In quel tempo, Gesù passando vide un uomo cieco dalla nascita; sputò per terra, fece del fango con la saliva, spalmò il fango sugli occhi del cieco e gli disse: «Va’ a lavarti nella piscina di Siloe», che significa “Inviato”. Quegli andò, si lavò e tornò che ci vedeva. Allora i vicini e quelli che lo avevano visto prima, perché era un mendicante, dicevano: «Non è lui quello che stava seduto a chiedere l’elemosina?». Alcuni dicevano: «È lui»; altri dicevano: «No, ma è uno che gli assomiglia». Ed egli diceva: «Sono io!». Condussero dai farisei quello che era stato cieco: era un sabato, il giorno in cui Gesù aveva fatto del fango e gli aveva aperto gli occhi. Anche i farisei dunque gli chiesero di nuovo come aveva acquistato la vista. Ed egli disse loro: «Mi ha messo del fango sugli occhi, mi sono lavato e ci vedo». Allora alcuni dei farisei dicevano: «Quest’uomo non viene da Dio, perché non osserva il sabato». Altri invece dicevano: «Come può un peccatore compiere segni di questo genere?». E c’era dissenso tra loro. Allora dissero di nuovo al cieco: «Tu, che cosa dici di lui, dal momento che ti ha aperto gli occhi?». Egli rispose: «È un profeta!». Gli replicarono: «Sei nato tutto nei peccati e insegni a noi?». E lo cacciarono fuori. Gesù seppe che l’avevano cacciato fuori; quando lo trovò, gli disse: «Tu, credi nel Figlio dell’uomo?». Egli rispose: «E chi è, Signore, perché io creda in lui?». Gli disse Gesù: «Lo hai visto: è colui che parla con te». Ed egli disse: «Credo, Signore!». E si prostrò dinanzi a lui.

L’inviato
Il cieco che ci vede benissimo – nel senso che comprende la verità ben prima e oltre i presunti sapienti – non è l’unico protagonista di questo brano che si sviluppa con un crescendo drammatico. Gesù è definito rabbì (maestro), luce del mondo, profeta, il cristo, il figlio dell’uomo, signore. Al numero sette che indica pienezza mancherebbe un appellativo, per confermare quanto il brano sia una catechesi su Gesù, come un prisma che fa emergere quanta ricchezza c’è dentro “la luce del mondo”: e il settimo titolo cristologico lo troviamo in... una piscina.
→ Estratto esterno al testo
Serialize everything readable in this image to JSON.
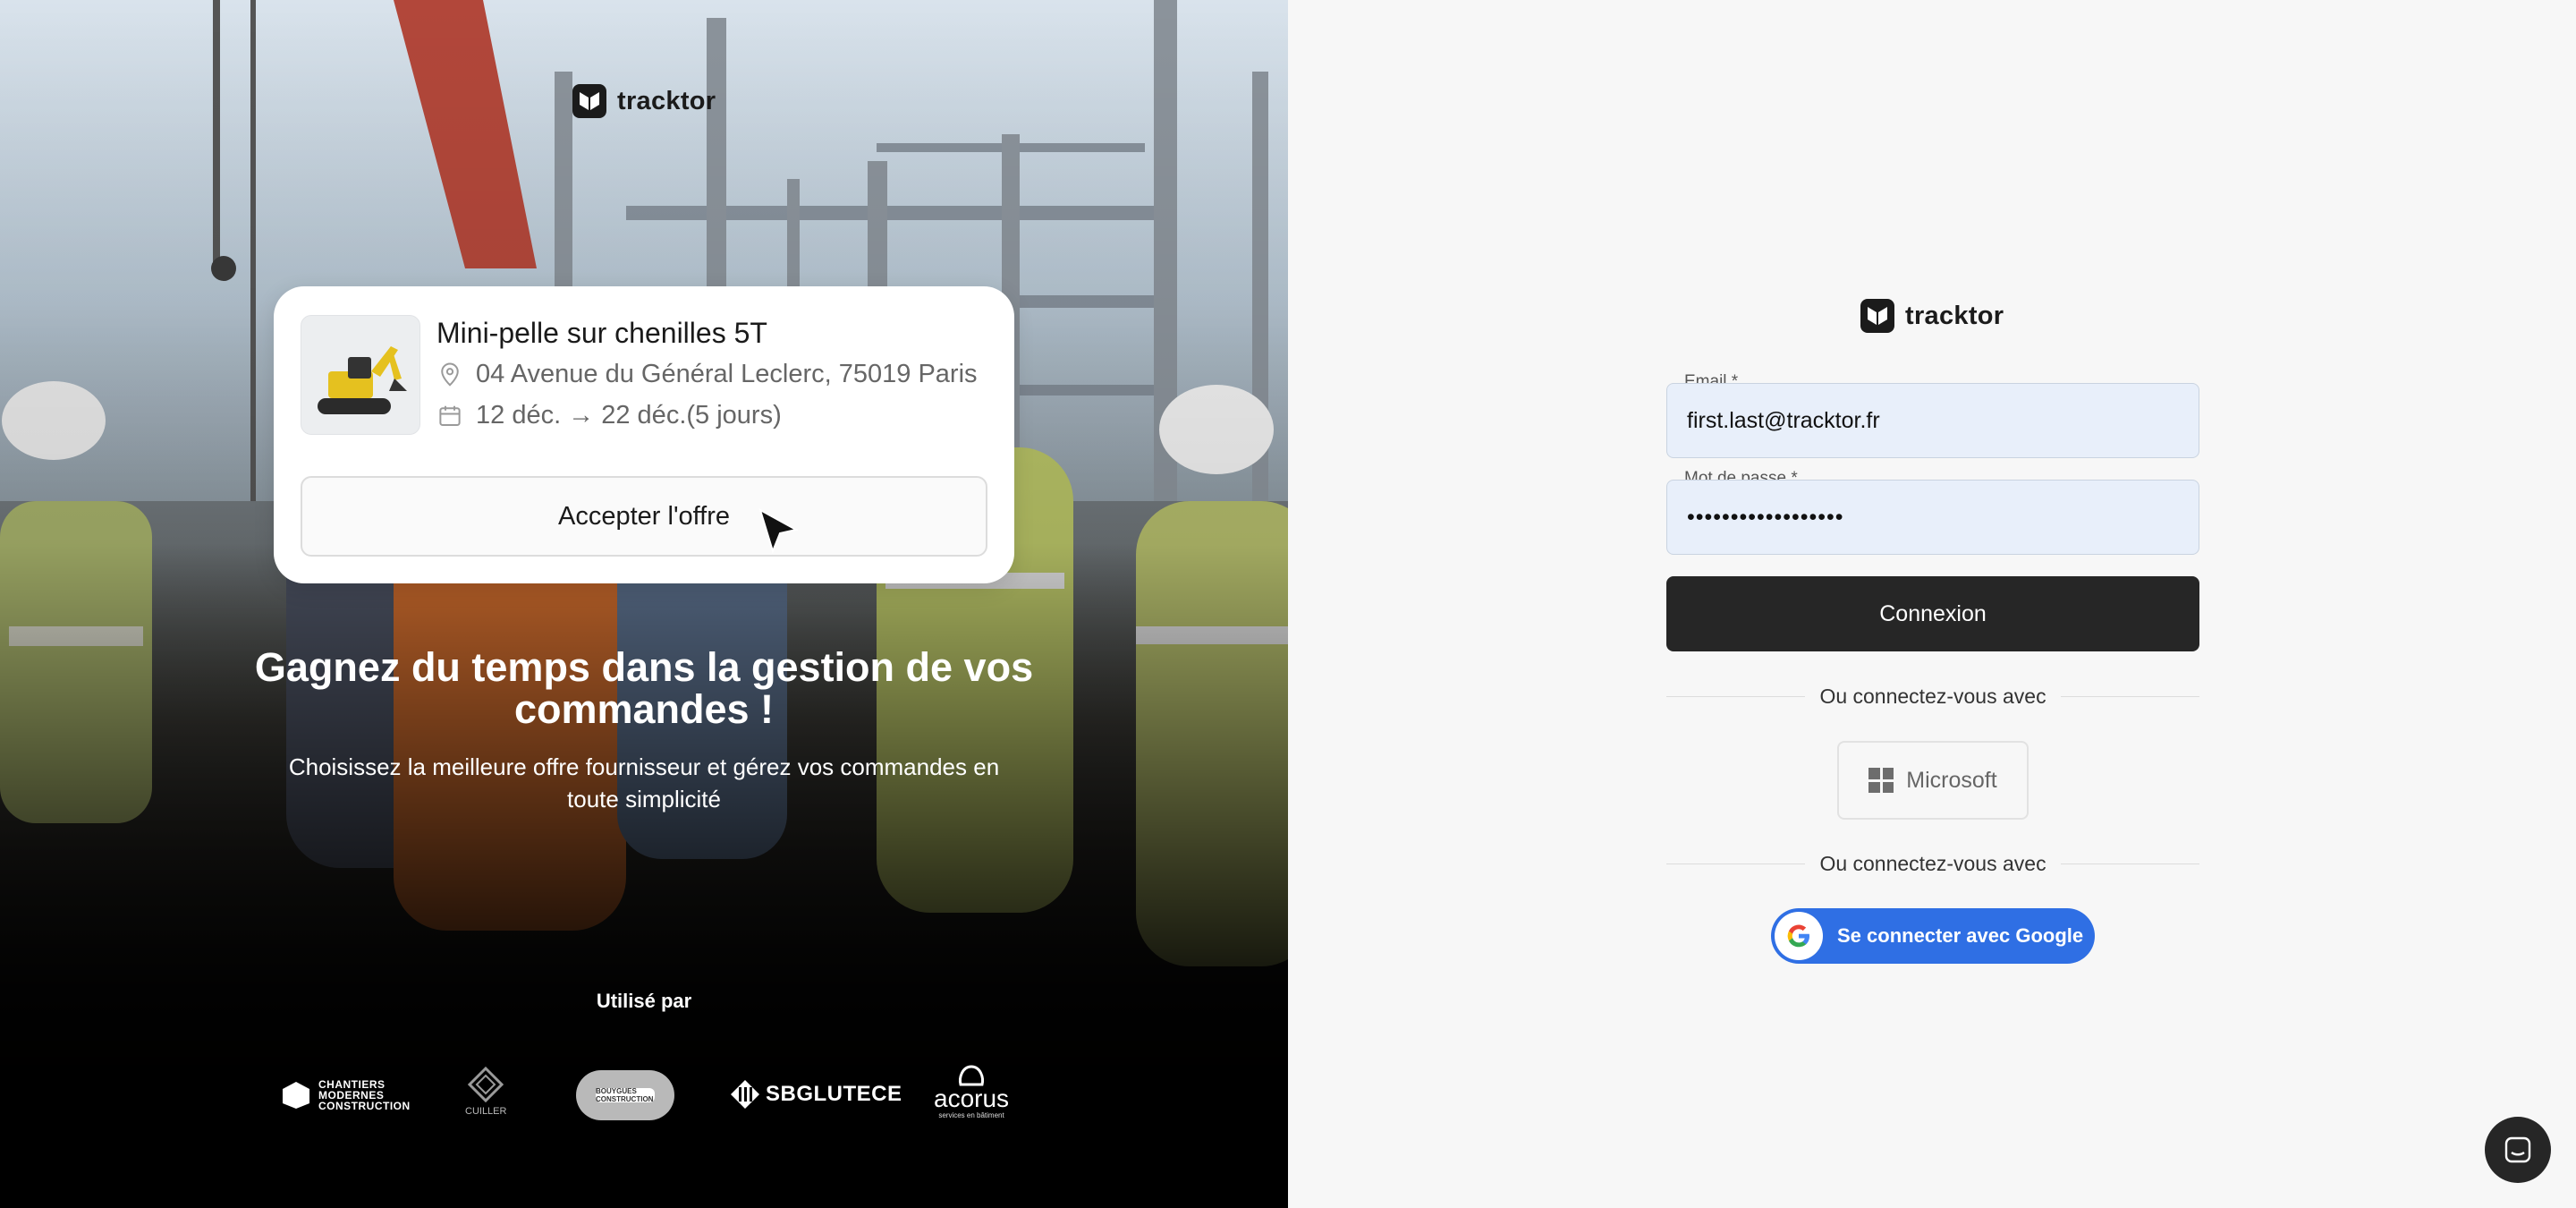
{
  "brand": {
    "name": "tracktor"
  },
  "hero": {
    "offer": {
      "title": "Mini-pelle sur chenilles 5T",
      "address": "04 Avenue du Général Leclerc, 75019 Paris",
      "dates": "12 déc. → 22  déc.(5 jours)",
      "accept_label": "Accepter l'offre"
    },
    "headline": "Gagnez du temps dans la gestion de vos commandes !",
    "subtitle": "Choisissez la meilleure offre fournisseur et gérez vos commandes en toute simplicité",
    "used_by_label": "Utilisé par",
    "partners": {
      "chantiers": "CHANTIERS MODERNES CONSTRUCTION",
      "cuiller": "CUILLER",
      "bouygues": "BOUYGUES CONSTRUCTION",
      "sbg": "SBGLUTECE",
      "acorus": "acorus",
      "acorus_tag": "services en bâtiment"
    }
  },
  "login": {
    "email_label": "Email",
    "email_value": "first.last@tracktor.fr",
    "password_label": "Mot de passe",
    "password_value": "••••••••••••••••••",
    "required_mark": "*",
    "submit_label": "Connexion",
    "divider_text": "Ou connectez-vous avec",
    "microsoft_label": "Microsoft",
    "google_label": "Se connecter avec Google"
  },
  "colors": {
    "primary_dark": "#262626",
    "input_bg": "#e8effa",
    "google_blue": "#2f6fe4",
    "panel_bg": "#f7f7f7"
  },
  "icons": [
    "location-pin-icon",
    "calendar-icon",
    "cursor-icon",
    "microsoft-icon",
    "google-icon",
    "chat-icon"
  ]
}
Come notano alcuni biblisti, il nome della piscina di Siloe, originata probabilmente dalla canalizzazione realizzata dal re Ezechia attorno al 700 avanti Cristo, è derivato dal participio attivo ebraico del verbo inviare (shalach), che andrebbe tradotto con “inviante”, ossia piscina che invia l’acqua. Giovanni invece traduce – ed è un errore voluto – con un participio passivo (inviato) per sottintenderne ben altro: l’inviato per eccellenza è Gesù, chi invia è Dio Padre. Il cieco è spedito a quella piscina per significare ogni battezzato che nel grembo materno della chiesa viene immerso nelle acque del fonte battesimale: Gesù è l’acqua di vita nuova inviata dal Padre per la rinascita. Il cieco risanato è il segno di ogni credente che apre gli occhi alla luce di Gesù. Acqua e luce, per una vita che non è mai più la stessa dal giorno del battesimo.
Fede
La questione non è allora riacquistare la vista ma trovare la fede: perché alcuni credono e altri no? Il cieco risanato si prostra e fa la sua professione di fede; altri restano chiusi nell’incredulità e sembra facciano di tutto per non schiodarsi da lì.
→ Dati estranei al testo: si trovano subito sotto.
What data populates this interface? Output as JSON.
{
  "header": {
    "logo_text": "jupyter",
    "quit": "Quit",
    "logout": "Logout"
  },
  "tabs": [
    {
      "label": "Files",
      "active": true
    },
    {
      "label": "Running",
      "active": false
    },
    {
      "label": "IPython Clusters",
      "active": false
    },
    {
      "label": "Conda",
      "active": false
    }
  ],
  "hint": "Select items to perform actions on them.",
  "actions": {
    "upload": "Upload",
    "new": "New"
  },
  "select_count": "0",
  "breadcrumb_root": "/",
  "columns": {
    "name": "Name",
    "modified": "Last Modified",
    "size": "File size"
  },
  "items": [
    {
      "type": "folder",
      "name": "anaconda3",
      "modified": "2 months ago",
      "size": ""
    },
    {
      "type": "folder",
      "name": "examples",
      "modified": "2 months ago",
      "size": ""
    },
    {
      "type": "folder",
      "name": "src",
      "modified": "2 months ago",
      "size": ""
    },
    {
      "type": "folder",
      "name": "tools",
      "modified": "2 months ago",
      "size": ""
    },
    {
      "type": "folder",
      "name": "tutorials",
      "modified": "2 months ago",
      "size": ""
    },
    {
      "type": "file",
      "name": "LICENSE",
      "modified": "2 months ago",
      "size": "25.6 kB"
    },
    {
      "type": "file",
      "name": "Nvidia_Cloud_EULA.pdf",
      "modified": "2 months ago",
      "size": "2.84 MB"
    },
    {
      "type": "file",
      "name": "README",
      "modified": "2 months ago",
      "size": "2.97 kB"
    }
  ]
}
Siamo sulla soglia del mistero della libertà umana. «Per chi ha fede nessuna prova è necessaria, per chi non ha fede nessuna prova è sufficiente» (Franz Werfel). «C’è abbastanza luce per chi vuole credere e abbastanza tenebra per chi non vuole credere» (attribuito a Blaise Pascal).
Il cieco vede e crede con il pronome di prima persona singolare, così come avviene nell’eucaristia domenicale
per ciascuno di noi: credere impegna tutto quel che sei, coinvolge il tuo sentire, il tuo ragionare, il tuo volere. Madre chiesa ti accoglie e sostiene ma di fronte al sì decisivo c’è un “io”, non un “noi”.
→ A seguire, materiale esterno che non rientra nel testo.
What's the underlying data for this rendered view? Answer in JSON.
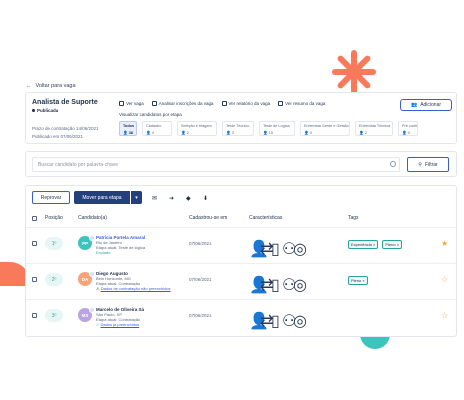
{
  "back_link": "Voltar para vaga",
  "job": {
    "title": "Analista de Suporte",
    "status": "Publicada",
    "deadline": "Prazo de contratação 14/06/2021",
    "published": "Publicado em 07/06/2021",
    "actions": [
      "Ver vaga",
      "Analisar inscrições da vaga",
      "Ver relatório da vaga",
      "Ver resumo da vaga"
    ],
    "add_label": "Adicionar",
    "stage_label": "Visualizar candidatos por etapa",
    "stages": [
      {
        "label": "Todos",
        "count": "38"
      },
      {
        "label": "Cadastro",
        "count": "4"
      },
      {
        "label": "Seleção e triagem",
        "count": "2"
      },
      {
        "label": "Teste Técnico",
        "count": "3"
      },
      {
        "label": "Teste de Lógica",
        "count": "15"
      },
      {
        "label": "Entrevista Gente e Gestão",
        "count": "0"
      },
      {
        "label": "Entrevista Técnica",
        "count": "2"
      },
      {
        "label": "Pré contr",
        "count": "0"
      }
    ]
  },
  "search": {
    "placeholder": "Buscar candidato por palavra-chave",
    "filter_label": "Filtrar"
  },
  "toolbar": {
    "reject_label": "Reprovar",
    "move_label": "Mover para etapa"
  },
  "table": {
    "headers": [
      "Posição",
      "Candidato(a)",
      "Cadastrou-se em",
      "Características",
      "Tags"
    ],
    "rows": [
      {
        "position": "1º",
        "initials": "PP",
        "avatar_color": "#3ec3bd",
        "name": "Patricia Portela Amaral",
        "location": "Rio de Janeiro",
        "stage": "Etapa atual: Teste de lógica",
        "note": "Enviado",
        "note_type": "ok",
        "date": "07/06/2021",
        "tags": [
          "Experiência",
          "Pleno"
        ],
        "star": "★"
      },
      {
        "position": "2º",
        "initials": "DA",
        "avatar_color": "#f5a37a",
        "name": "Diego Augusto",
        "location": "Belo Horizonte, MG",
        "stage": "Etapa atual: Contratação",
        "note": "Dados de contratação não preenchidos",
        "note_type": "warn",
        "date": "07/06/2021",
        "tags": [
          "Pleno"
        ],
        "star": "☆"
      },
      {
        "position": "3º",
        "initials": "MS",
        "avatar_color": "#b9a3e3",
        "name": "Marcelo de Oliveira Sá",
        "location": "São Paulo, SP",
        "stage": "Etapa atual: Contratação",
        "note": "Dados já preenchidos",
        "note_type": "ok",
        "date": "07/06/2021",
        "tags": [],
        "star": "☆"
      }
    ]
  },
  "colors": {
    "primary": "#24407a",
    "accent_teal": "#3ec3bd",
    "accent_coral": "#f97a5a",
    "star": "#f2a93b"
  }
}
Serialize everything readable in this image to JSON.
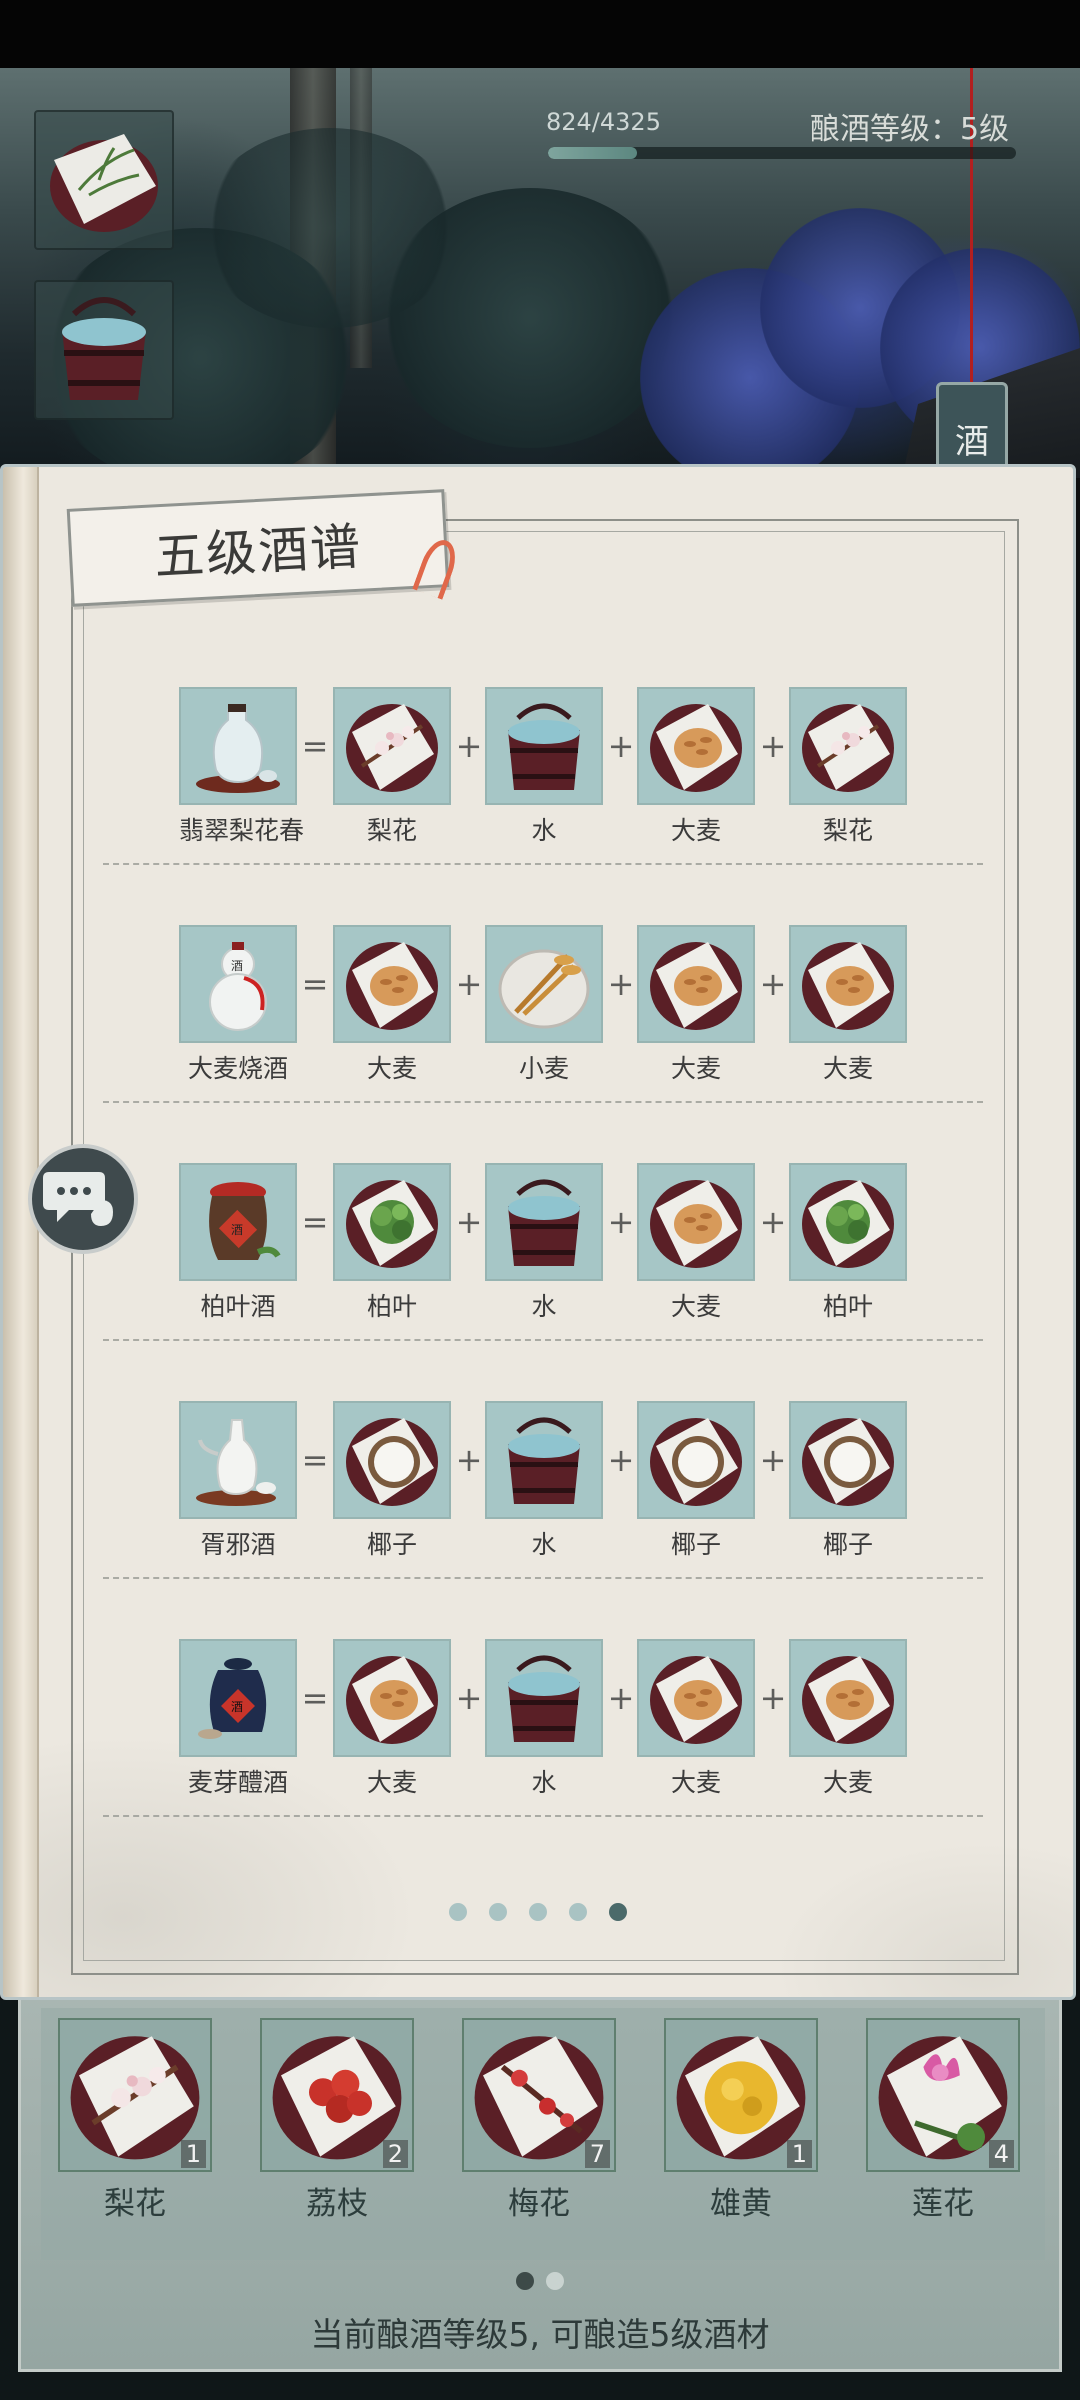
{
  "hud": {
    "exp_text": "824/4325",
    "exp_current": 824,
    "exp_max": 4325,
    "brew_level_text": "酿酒等级：5级",
    "wine_tag": "酒"
  },
  "side_slots": [
    {
      "icon": "herb-plate-icon"
    },
    {
      "icon": "water-bucket-icon"
    }
  ],
  "book": {
    "title": "五级酒谱",
    "recipes": [
      {
        "product": "翡翠梨花春",
        "product_icon": "white-jar-icon",
        "ingredients": [
          "梨花",
          "水",
          "大麦",
          "梨花"
        ]
      },
      {
        "product": "大麦烧酒",
        "product_icon": "gourd-bottle-icon",
        "ingredients": [
          "大麦",
          "小麦",
          "大麦",
          "大麦"
        ]
      },
      {
        "product": "柏叶酒",
        "product_icon": "red-wine-jar-icon",
        "ingredients": [
          "柏叶",
          "水",
          "大麦",
          "柏叶"
        ]
      },
      {
        "product": "胥邪酒",
        "product_icon": "porcelain-ewer-icon",
        "ingredients": [
          "椰子",
          "水",
          "椰子",
          "椰子"
        ]
      },
      {
        "product": "麦芽醴酒",
        "product_icon": "dark-wine-jar-icon",
        "ingredients": [
          "大麦",
          "水",
          "大麦",
          "大麦"
        ]
      }
    ],
    "symbols": {
      "equals": "=",
      "plus": "+"
    },
    "page_count": 5,
    "active_page": 5
  },
  "inventory": {
    "items": [
      {
        "name": "梨花",
        "count": "1"
      },
      {
        "name": "荔枝",
        "count": "2"
      },
      {
        "name": "梅花",
        "count": "7"
      },
      {
        "name": "雄黄",
        "count": "1"
      },
      {
        "name": "莲花",
        "count": "4"
      }
    ],
    "page_count": 2,
    "active_page": 1,
    "hint": "当前酿酒等级5, 可酿造5级酒材"
  },
  "colors": {
    "icon_bg": "#a6c6c6",
    "plate_rim": "#5a1f26",
    "accent_teal": "#4b6a6a"
  }
}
«Io sono andato, mi sono lavato e ho acquistato la vista»: “acquistare la vista” (anablepo in greco) suona sia vedere di nuovo che vedere verso su, guardare in su. La fede ha questa direttrice verticale: fa alzare lo sguardo dall’orizzonte limitato e piatto, come un salire il Tabor; aiuta a contemplare ogni cosa da una prospettiva nuova, di bellezza.
Fango
Cinque volte è nominato il fango, con una strana insistenza. Il primo essere umano è un composto terrestre-divino: polvere del suolo più soffio divino nelle narici. Ora l’essere umano totalmente rinnovato che esce dalle mani di Gesù è ancora composto di qualcosa della terra e di qualcosa divino, polvere della terra e saliva di Cristo. E nel fango spalmato sugli occhi del cieco ancora una volta emerge una eco battesimale, stavolta alle unzioni con olio dei catecumeni e crisma.
El Greco
Il Cristo ha calamitato l’arte di moltissimi pittori in ogni tempo. El Greco (nome d’arte di Dominikos Theotokopoulos, artista nato a Creta nel 1541 e vissuto tra Italia e Spagna) presenta varie volte Cristo come luce. In alcune opere del pittore sembra che la figura di Gesù abbia la propria luce in sé, che la sua sia una luce tutta interiore, che egli sia sorgente di luce. Quando doveva dipingere El Greco pare disdegnasse luoghi assolati e pieni di luce perché facevano violenza a quella luce tutta interiore che è la visione creatrice. Aprire gli occhi non è solo sollevare le palpebre; è avere accesso alla luce interiore che è la presenza dello Spirito santo che abita in noi. È superare quel giudizio del mondo, attraverso il quale è passato anche il cieco: lo volevano misurare con il metro storto delle loro precomprensioni. Aprire gli occhi è sapersi misurati dalla luce che è Gesù, una luce che porta allo scoperto il nostro essere figli di Dio. «Un tempo eravate tenebra, ora siete luce nel Signore. Comportatevi perciò come figli della luce... Cercate di capire ciò che è gradito al Signore» (seconda lettura).